En otras palabras: el ADN mitocondrial y el cromosoma Y no varían (o varían poco) dentro de un grupo emparentado, pero sí lo hacen poco a poco en una escala de tiempo histórica, por lo que es posible relacionar secuencias tipo, llamadas haplogrupos, con orígenes étnicos y geográficos concretos. Para ello no solamente fue necesario reunir una extensa colección de muestras, sino además desarrollar herramientas bioinformáticas complejas que permitieran el tratamiento de los datos.

Este tipo de análisis es, supongo, el que ha permitido al Instituto de Ciencias Forenses de Santiago asignar el ADN del sospechoso sin identificar a un haplogrupo originario del Magreb. Y el resto es historia. Así que vaya desde aquí mi felicitación, aunque sea la única, no solo a los magníficos profesionales del Instituto gallego, sino a todos los genetistas de poblaciones, paleoantropólogos moleculares y bioinformáticos que han participado en este progreso científico. Gracias y enhorabuena.

Claro que todo esto tiene un corolario. La semana pasada, un estudio publicado en PeerJ revelaba que cada humano produce, y viaja acompañado por, su propia nube personal de microbios, única e intransferible, compuesta por microorganismos de la piel, la boca y otros orificios corporales. Aunque en principio el hallazgo no sería aplicable a la resolución de un crimen, a no ser que este se produzca dentro de una cámara estéril, el avance ilustra cómo la peculiaridad de que cada uno llevemos puesto nuestro propio reino de microbios –lo que se conoce como microbioma humano– no solo está revolucionando la biología y la medicina, sino que también podría encontrar aplicaciones en la ciencia forense.

Se está avanzando también en otras líneas, como la determinación del fenotipo a partir del genotipo, o los rasgos físicos de una persona conociendo su ADN, y hoy es posible saber en qué región geográfica vivió alguien y qué comía a partir de los isótopos de sus dientes y huesos, algo que se aplicó en la identificación de los restos del rey Ricardo III de Inglaterra.

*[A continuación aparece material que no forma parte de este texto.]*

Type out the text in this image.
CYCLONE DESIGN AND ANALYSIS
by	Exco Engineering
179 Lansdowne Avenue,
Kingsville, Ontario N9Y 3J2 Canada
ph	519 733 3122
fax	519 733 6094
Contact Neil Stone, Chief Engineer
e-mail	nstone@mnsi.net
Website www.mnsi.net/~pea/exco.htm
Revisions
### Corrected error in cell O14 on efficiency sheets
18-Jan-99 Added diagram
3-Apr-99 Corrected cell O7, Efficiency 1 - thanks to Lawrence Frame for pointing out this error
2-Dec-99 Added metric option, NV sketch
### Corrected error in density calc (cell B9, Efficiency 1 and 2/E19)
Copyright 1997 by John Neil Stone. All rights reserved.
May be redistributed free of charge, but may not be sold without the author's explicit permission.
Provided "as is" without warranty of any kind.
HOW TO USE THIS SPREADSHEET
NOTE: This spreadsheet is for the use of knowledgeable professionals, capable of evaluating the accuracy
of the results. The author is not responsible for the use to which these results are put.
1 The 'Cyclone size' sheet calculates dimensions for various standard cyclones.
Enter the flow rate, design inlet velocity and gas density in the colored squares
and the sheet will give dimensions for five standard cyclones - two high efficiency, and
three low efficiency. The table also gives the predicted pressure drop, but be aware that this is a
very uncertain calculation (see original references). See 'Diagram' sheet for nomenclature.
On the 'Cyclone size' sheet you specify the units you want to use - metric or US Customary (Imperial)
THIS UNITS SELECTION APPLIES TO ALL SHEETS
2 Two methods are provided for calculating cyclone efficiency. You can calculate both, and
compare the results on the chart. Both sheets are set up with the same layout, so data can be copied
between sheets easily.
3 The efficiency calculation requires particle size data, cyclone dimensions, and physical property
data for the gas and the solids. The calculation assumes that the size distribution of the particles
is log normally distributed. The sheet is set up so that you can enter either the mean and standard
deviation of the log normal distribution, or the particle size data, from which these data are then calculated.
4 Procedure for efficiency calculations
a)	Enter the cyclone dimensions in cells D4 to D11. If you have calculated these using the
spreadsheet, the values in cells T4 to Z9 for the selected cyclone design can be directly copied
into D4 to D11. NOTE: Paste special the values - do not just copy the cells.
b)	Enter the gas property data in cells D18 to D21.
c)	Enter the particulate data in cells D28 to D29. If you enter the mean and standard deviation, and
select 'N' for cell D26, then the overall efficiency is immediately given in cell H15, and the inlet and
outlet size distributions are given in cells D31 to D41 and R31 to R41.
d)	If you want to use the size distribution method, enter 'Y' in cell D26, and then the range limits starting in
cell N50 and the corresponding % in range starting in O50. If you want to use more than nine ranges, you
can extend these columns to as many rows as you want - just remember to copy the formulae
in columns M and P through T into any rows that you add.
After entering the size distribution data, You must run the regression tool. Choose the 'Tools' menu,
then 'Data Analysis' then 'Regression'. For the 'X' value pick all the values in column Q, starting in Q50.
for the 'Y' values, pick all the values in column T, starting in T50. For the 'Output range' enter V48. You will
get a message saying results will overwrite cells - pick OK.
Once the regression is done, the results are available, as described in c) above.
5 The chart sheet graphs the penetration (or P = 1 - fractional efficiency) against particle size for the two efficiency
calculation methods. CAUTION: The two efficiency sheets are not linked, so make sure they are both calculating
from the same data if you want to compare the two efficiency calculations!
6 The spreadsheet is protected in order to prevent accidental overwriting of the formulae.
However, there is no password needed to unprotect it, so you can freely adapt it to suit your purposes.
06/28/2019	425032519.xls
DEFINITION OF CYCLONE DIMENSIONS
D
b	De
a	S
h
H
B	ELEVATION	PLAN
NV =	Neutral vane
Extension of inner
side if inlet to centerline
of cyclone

En resumen, la ciencia avanza en alta velocidad. El problema es que, mientras, la ley viaja en burro. El asesino de Eva podrá recibir lo suyo gracias a que se ha evitado por un par de años el plazo de 20 en el que su crimen habría prescrito. Y no cabe ninguna duda de que dentro de diez años, de veinte y de treinta, la ciencia podrá resolver casos policiales que hoy son callejones sin salida. En países como Estados Unidos, los delitos de asesinato nunca prescriben. Aquí, y a menos que los barandas de turno decidan subirse al tren y hacer algo al respecto, lo más probable y lamentable es que otras muchas Evas quedarán sin recibir justicia.